Independence Day Homily by Fr. Kevin Walsh 4 July 2020
Is 32:15-18; Ps 7; Jn14:23-29
Given the scriptures we have just heard, allow me to share the words of Pope Paul VI as he visited the United Nations on October 4, 1965:
Here our message reaches its culmination and we will speak first of all negatively. These are the words you are looking for us to say and the words we cannot utter without feeling aware of their seriousness and solemnity: never again one against the other, never, never again!
Was not this the very end for which the United Nations came into existence: to be against war and for peace? Listen to the clear words of a great man who is no longer with us, John Kennedy, who proclaimed four years ago: “Mankind must put an end to war, or war will put an end to mankind.” There is no need for a long talk to proclaim the main purpose of your Institution. It is enough to recall that the blood of millions, countless unheard-of sufferings, useless massacres and frightening ruins have sanctioned the agreement that unites you with an oath that ought to change the future history of the world: never again war, never again war! It is peace, peace, that has to guide the destiny of the nations of all mankind!
And further: The edifice you are building does not rest on purely material and terrestrial foundations, for in that case it would be a house built on sand. It rests most of all upon consciences. Yes, the time has come for “conversion,” for personal transformation, for interior renewal. We have to get used to a new way of thinking about man, a new way of thinking about man’s community life, and, last of all, a new way of thinking about the pathways of history and the destinies of the world. As St. Paul says, we must “put on the new man, which has been created according to God in justice and holiness of truth” (Eph. 4:23).
The hour has come when a pause, a moment of recollection, reflection, you might say of prayer, is absolutely needed so that we may think back over our common origin, our history, our common destiny. The appeal to the moral conscience of man has never before been as necessary as it is today, in an age marked by such great human progress. For the danger comes neither from progress nor from science; if these are used well they can, on the contrary, help to solve a great number of the serious problems besetting mankind. The real danger comes from man, who has at his disposal ever more powerful instruments that are as well fitted to bring about ruin as they are to achieve lofty conquests.
To put it in a word, the edifice of modern civilization has to be built on spiritual principles, for they are the only ones capable not only of supporting it, but of shedding light on it and inspiring it. And we are convinced, as you know, that these indispensable principles of higher wisdom cannot rest on anything but faith in God. Is He the unknown God of whom St. Paul spoke to the Athenians on the Areopagus – unknown to those who, without suspecting it, were nevertheless looking for Him and had Him close beside them, as is the case with so many men of our times? For us, in any case, and for all those who accept the ineffable revelation that Christ has made to us of Him, He is the living God, the Father of all men.

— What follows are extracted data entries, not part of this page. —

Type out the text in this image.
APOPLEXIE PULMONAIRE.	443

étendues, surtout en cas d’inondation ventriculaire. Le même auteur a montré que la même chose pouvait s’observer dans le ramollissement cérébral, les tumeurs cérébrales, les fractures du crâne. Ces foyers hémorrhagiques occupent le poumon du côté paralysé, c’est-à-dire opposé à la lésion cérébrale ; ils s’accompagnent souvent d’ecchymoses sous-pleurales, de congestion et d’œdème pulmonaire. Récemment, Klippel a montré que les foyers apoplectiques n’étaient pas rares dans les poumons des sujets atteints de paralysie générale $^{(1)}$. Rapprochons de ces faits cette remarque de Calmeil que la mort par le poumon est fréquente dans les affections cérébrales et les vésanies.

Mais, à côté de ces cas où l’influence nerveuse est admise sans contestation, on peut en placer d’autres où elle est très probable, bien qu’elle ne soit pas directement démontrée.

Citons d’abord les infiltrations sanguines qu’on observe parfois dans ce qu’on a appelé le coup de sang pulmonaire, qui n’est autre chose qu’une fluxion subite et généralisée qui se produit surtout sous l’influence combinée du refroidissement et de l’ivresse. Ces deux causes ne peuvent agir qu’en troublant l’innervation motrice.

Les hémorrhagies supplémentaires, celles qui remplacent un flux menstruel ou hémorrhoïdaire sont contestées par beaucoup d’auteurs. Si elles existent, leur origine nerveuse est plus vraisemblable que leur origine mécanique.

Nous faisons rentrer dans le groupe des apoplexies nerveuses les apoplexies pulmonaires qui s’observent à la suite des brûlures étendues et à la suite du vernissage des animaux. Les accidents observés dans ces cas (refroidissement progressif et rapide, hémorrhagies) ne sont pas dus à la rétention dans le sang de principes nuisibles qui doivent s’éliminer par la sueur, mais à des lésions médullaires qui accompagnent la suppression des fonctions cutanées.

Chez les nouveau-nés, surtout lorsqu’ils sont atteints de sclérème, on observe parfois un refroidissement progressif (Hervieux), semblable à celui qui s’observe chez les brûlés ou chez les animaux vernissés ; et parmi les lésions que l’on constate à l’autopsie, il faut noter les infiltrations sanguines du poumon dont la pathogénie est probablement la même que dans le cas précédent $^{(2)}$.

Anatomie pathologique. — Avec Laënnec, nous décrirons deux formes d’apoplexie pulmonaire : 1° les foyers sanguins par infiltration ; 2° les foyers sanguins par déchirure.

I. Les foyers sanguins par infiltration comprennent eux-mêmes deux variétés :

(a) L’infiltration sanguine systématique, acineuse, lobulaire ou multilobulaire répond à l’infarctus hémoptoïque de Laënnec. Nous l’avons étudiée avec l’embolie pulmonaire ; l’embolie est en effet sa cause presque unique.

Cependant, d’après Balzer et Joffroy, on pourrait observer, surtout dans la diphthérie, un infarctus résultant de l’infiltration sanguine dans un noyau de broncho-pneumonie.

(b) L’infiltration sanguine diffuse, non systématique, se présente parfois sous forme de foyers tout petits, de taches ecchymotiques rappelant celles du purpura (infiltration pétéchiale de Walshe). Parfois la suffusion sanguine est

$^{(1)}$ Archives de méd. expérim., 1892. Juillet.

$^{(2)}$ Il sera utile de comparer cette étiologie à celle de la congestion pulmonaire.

As we pray for our country, the United States of America, today, Independence Day, we thank God for the rich blessings given us, and for the great possibilities available as we live not a freedom from, but a freedom for. Mindful of the responsibilities such freedom brings we ask God to guide all those in elected office in our nation and all who serve in government, praying that their decisions may be prudent and wise fostering that just peace God asks us to build each one helping the other.